The law was passed in 2015 in the Republican-controlled General Assembly despite a veto by former Republican Gov. Pat McCrory.
The case goes before a panel of judges on the 4th U.S. Circuit Court of Appeals in Richmond, Va., about eight months after U.S. District Judge Max Cogburn dismissed a lawsuit filed by three couples who challenged the law.
Cogburn ruled that the couples lacked legal standing as taxpayers to sue “by virtue of the fact that their claims are merely generalized grievances with a state law with which they disagree.”
The couples, Cogburn continued, had not “alleged, let alone submitted affidavits or other evidence, showing any injury in the form of direct harm that might allow the court to find standing on grounds other than taxpayer status.”
The judge, though, did not rule out the potential for other challenges of the law by people who could show harm.
Under the law, the state court system doesn’t have to reveal which magistrates have opted out of their responsibility to perform marriages.
“A law that allows a state official to opt out of performing some of the duties of the office for sincerely held religious beliefs, while keeping it a secret that the official opted out, is fraught with potential for harm that could be of constitutional magnitude,” the judge wrote.
The three couples – Kay Diane Ansley and Catherine McGaughey of McDowell County, Carol Ann and Thomas Roger Person of Moore County and Kelley Penn and Sonja Goodman of Swain County – are challenging that ruling, saying their tax dollars should not go “to aid, promote, and endorse” a state law that creates and allows “a religious exemption from the judicial oath of office and the duty to marry all citizens.”
They argue that such mandated spending by the legislature “to promote religion against their conscience” not only gives them the legal right to challenge the law merely as taxpayers, but also violates the 14th Amendment and its equal protection clause.
At the time the lawsuit was filed, roughly 5 percent of North Carolina’s magistrates were refusing to marry same-sex couples for religious reasons.
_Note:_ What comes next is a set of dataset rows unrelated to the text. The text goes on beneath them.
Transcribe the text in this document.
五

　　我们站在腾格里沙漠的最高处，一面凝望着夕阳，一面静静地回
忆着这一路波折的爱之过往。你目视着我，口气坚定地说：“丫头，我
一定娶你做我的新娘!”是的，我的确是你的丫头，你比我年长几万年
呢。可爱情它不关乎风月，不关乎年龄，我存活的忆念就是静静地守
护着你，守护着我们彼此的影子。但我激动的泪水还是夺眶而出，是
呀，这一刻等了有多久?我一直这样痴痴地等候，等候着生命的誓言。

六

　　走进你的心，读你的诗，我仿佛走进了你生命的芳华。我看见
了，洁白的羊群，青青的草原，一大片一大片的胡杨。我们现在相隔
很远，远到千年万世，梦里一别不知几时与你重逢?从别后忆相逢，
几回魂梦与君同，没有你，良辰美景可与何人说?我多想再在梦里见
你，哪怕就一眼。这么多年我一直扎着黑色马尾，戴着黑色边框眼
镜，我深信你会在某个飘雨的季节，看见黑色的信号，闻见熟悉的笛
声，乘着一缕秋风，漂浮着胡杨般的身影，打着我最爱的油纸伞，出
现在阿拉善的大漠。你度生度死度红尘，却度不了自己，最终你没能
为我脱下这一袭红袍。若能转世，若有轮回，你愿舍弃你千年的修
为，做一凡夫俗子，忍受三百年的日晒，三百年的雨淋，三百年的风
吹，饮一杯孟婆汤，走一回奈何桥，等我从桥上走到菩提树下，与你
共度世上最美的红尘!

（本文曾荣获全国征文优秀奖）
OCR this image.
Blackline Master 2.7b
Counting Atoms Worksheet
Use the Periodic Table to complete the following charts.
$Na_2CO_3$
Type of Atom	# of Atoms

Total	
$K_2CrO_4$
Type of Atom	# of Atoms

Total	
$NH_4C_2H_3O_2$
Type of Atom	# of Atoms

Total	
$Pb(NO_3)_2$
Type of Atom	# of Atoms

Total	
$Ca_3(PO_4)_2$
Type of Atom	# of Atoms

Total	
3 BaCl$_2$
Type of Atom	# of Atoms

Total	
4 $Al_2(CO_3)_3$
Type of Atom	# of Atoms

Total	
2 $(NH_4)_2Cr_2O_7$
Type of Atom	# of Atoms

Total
That included every magistrate in McDowell County.
Under the law, magistrates are to be brought in from another county to perform marriages.
In a hearing on the case in August, Cogburn said he was bothered that when magistrates who claim a religious exception fill out a form saying so, court administrators appear to require that it be kept secret.
Gay couples who come before a local judge for an eviction or small claim have a right to know if that judge won’t marry gays, he said.
“When litigants come to you, they have to know they are getting a fair shot,” Cogburn said.
Advocates of the law, such as Sen. Phil Berger, president pro tempore of the state Senate, say the challengers were unable to show that anyone had been unable to marry because of a magistrate’s recusal.
After Cogburn’s ruling, Berger called it a “reasonable law which protects fundamental First Amendment rights.”
But gay rights advocates argue that the law is discriminatory.
“This law distorts the true meaning of religious freedom,” the Rev. Jasmine Beach-Ferrara, executive director of the Campaign for Southern Equality, said in a statement this week. “From the day it was proposed, it’s been clear that SB2 is about one thing and one thing only – finding a new way to discriminate against same-sex couples. We will keep standing up to discrimination until LGBTQ people are equal in every sphere of life.”